Cleaner energy microgrids under market power and limited regulation in developing countries

Technical Deep Dive

Overview

This paper presents a game-theoretic model to study the design of policies for clean energy microgrids in developing countries with limited regulatory oversight. The key contributions are:

1. Developing a bi-level game model that represents a regulator setting price and feed-in tariff caps to maximize household economic surplus (HES), while a profit-maximizing diesel generator company (DGC) controls access and supply.
2. Applying the model to a real-world microgrid in Lebanon using high-resolution empirical data, generating insights on the techno-economic and regulatory tradeoffs.

Problem & Context

• In many developing countries, unreliable national electricity grids have led to the widespread adoption of neighborhood diesel generators, forming informal microgrids controlled by DGCs.
• These diesel-based microgrids suffer from high costs, significant pollution, and weak regulatory oversight.
• Households are increasingly deploying off-grid solar PV systems, but face challenges with curtailed excess generation and unreliable access.
• Prior studies have optimized microgrids in developing contexts, but largely neglected the market power of monopolistic DGCs.

Methodology

• The bi-level model represents a regulator setting price and feed-in tariff caps to maximize HES, while the DGC acts as a profit-maximizing agent controlling access and supply.
• The regulator's objective is to increase PV utilization, reduce diesel reliance, limit unmet demand, and lower electricity prices, without reducing DGC profits.
• The DGC can invest in its own PV and battery storage assets in addition to purchasing electricity from household PV owners.
• The model is applied to a microgrid in Lebanon using high-resolution household demand and solar capacity factor data.

Results

1. Increasing HES: The proposed model shows an 18% improvement in HES compared to the status quo, driven by a 10% decrease in electricity price and the sale of household PV excess at $0.12/kWh.
2. Reducing Renewable Curtailment: The model reduces wasted household PV excess generation from 58.8% to 6.2%.
3. Renewable Penetration: The renewable energy share reaches 60.1% under base conditions, approaching 100% at sufficiently high DGC budgets or PV-owner penetration.
4. Sensitivity to Budget: Increasing the DGC's budget leads to substantial HES gains, from 18% improvement at the base budget to 41% at non-binding budgets.
5. Sensitivity to PV-Owner Penetration: HES improvements are observed when PV-owner penetration exceeds 10%, peaking at around 90% penetration.
6. Unmet Demand Limitation: Extending regulation to directly limit unmet demand leads to a further 10% increase in HES under the base case.

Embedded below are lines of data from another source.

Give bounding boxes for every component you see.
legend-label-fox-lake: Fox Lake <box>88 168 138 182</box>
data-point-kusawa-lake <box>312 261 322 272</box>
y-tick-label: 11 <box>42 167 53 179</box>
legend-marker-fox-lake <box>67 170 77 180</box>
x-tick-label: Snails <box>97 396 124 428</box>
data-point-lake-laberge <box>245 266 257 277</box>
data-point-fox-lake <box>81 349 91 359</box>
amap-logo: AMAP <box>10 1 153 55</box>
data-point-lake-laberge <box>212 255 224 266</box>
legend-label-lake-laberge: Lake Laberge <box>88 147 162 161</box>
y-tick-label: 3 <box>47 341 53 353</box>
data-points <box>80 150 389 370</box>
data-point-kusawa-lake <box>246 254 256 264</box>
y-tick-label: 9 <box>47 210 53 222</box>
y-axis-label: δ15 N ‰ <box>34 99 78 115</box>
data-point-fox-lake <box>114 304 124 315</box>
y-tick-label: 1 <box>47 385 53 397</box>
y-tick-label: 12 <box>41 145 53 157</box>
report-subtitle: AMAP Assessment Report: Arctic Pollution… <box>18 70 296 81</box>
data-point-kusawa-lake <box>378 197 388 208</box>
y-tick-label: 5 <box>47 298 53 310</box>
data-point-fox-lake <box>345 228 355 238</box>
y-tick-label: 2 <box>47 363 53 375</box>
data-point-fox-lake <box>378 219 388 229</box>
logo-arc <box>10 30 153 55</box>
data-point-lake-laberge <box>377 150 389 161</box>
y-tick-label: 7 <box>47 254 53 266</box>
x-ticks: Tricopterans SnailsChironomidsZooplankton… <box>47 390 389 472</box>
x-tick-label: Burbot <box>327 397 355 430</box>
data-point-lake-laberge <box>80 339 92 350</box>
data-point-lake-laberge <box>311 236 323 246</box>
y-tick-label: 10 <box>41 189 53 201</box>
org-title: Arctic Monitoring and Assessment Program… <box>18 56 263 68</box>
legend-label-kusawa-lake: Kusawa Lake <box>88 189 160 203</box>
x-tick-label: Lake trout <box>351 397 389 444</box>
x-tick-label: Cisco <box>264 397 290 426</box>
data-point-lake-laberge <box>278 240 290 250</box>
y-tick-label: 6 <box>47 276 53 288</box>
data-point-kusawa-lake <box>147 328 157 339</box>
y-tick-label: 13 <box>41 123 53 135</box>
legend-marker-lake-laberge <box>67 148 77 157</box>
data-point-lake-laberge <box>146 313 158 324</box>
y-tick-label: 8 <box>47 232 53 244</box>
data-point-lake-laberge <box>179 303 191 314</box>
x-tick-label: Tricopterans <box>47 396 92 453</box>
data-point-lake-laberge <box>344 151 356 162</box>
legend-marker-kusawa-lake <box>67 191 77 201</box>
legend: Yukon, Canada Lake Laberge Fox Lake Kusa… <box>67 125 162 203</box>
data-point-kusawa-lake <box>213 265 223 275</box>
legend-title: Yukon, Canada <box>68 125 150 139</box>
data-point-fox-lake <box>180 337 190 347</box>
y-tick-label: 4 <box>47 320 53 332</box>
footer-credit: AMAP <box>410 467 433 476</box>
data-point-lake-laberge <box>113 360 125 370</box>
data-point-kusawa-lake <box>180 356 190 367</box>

Limitations & Uncertainties

• The model assumes the microgrid operates independently of the national grid. Exploring partial interconnection scenarios could provide additional insights.
• The analysis is based on a single case study; applying the model to other developing country contexts could yield different results.
• The study does not consider the dynamic evolution of PV-owner penetration over time, which could be an interesting extension.

What Comes Next

Future research directions include:

• Investigating scenarios with partial interconnection to the national grid.
• Analyzing the impact of time-varying electricity prices and feed-in tariffs over the planning horizon.
• Exploring models that account for the dynamic evolution of PV-owner penetration in the microgrid.